Open-Ended Instructable Embodied Agents with Memory-Augmented Large Language Models

Gabriel Sarch    Yue Wu    Michael Tarr    Katerina Fragkiadaki
Carnegie Mellon University
EMNLP 2023




Abstract

Pre-trained and frozen LLMs can effectively map simple scene re-arrangement instructions to programs over a robot's visuomotor functions through appropriate few-shot example prompting. To parse open-domain natural language and adapt to a user's idiosyncratic procedures, not known during prompt engineering time, fixed prompts fall short. In this paper, we introduce HELPER, an embodied agent equipped with as external memory of language-program pairs that parses free-form human-robot dialogue into action programs through retrieval-augmented LLM prompting: relevant memories are retrieved based on the current dialogue, instruction, correction or VLM description, and used as in-context prompt examples for LLM querying. The memory is expanded during deployment to include pairs of user's language and action plans, to assist future inferences and personalize them to the user's language and routines. HELPER sets a new state-of-the-art in the TEACh benchmark in both Execution from Dialog History (EDH) and Trajectory from Dialogue (TfD), with 1.7x improvement over the previous SOTA for TfD.

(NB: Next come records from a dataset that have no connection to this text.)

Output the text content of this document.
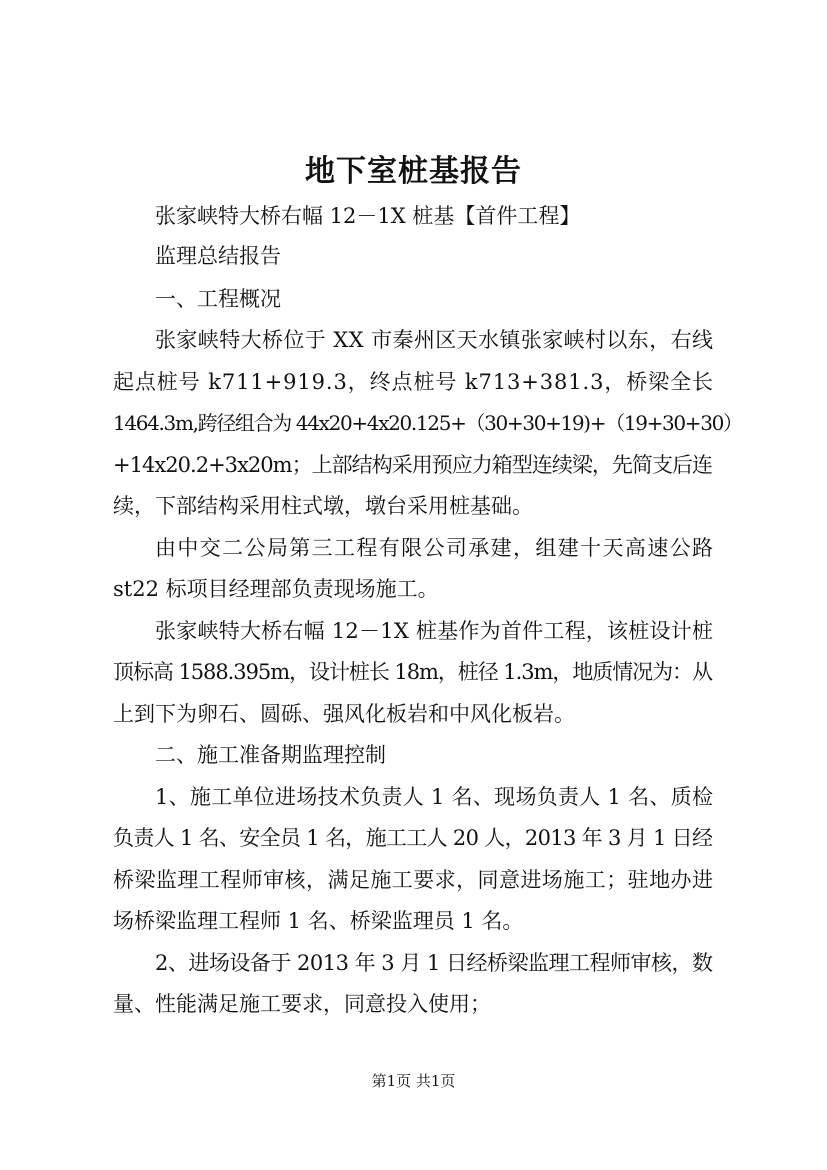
地下室桩基报告
张家峡特大桥右幅 12－1X 桩基【首件工程】
监理总结报告
一、工程概况
张家峡特大桥位于 XX 市秦州区天水镇张家峡村以东，右线
起点桩号 k711+919.3，终点桩号 k713+381.3，桥梁全长
1464.3m,跨径组合为 44x20+4x20.125+（30+30+19)+（19+30+30）
+14x20.2+3x20m；上部结构采用预应力箱型连续梁，先简支后连
续，下部结构采用柱式墩，墩台采用桩基础。
由中交二公局第三工程有限公司承建，组建十天高速公路
st22 标项目经理部负责现场施工。
张家峡特大桥右幅 12－1X 桩基作为首件工程，该桩设计桩
顶标高 1588.395m，设计桩长 18m，桩径 1.3m，地质情况为：从
上到下为卵石、圆砾、强风化板岩和中风化板岩。
二、施工准备期监理控制
1、施工单位进场技术负责人 1 名、现场负责人 1 名、质检
负责人 1 名、安全员 1 名，施工工人 20 人，2013 年 3 月 1 日经
桥梁监理工程师审核，满足施工要求，同意进场施工；驻地办进
场桥梁监理工程师 1 名、桥梁监理员 1 名。
2、进场设备于 2013 年 3 月 1 日经桥梁监理工程师审核，数
量、性能满足施工要求，同意投入使用；
第1页 共1页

Memory-Augmented Prompting

A key component of HELPER is its memory of language-program pairs to generate tailored prompts for pretrained LLMs based on the current language context.




The retrieved examples are added to the LLM prompt, which aids in parsing diverse, and user-specific linguistic inputs for planning, re-planning during failures, and interpreting human feedback.









Results



Household Task Execution from Messy Dialogue

We set a new state-of-the-art in the TEACh Trajectory from Dialogue (TfD) and Execution from Dialog History (EDH) benchmarks, where the agent is given a messy dialogue segment and is tasked to infer the sequence of actions from RGB. HELPER improves TfD task success by 1.7x and goal-condition success by 2.1x over existing works with minimal in-domain finetuning.




Task demo



Error correction demo





User Feedback

Gathering user feedback can improve a home robot’s performance, but frequently requesting feedback on a task can diminish the overall user experience. Thus, we enable HELPER to elicit sparse user feedback only when it has completed execution of the program from the initial user input. HELPER improves an additional 1.3X in task success when incorporating just two user feedbacks.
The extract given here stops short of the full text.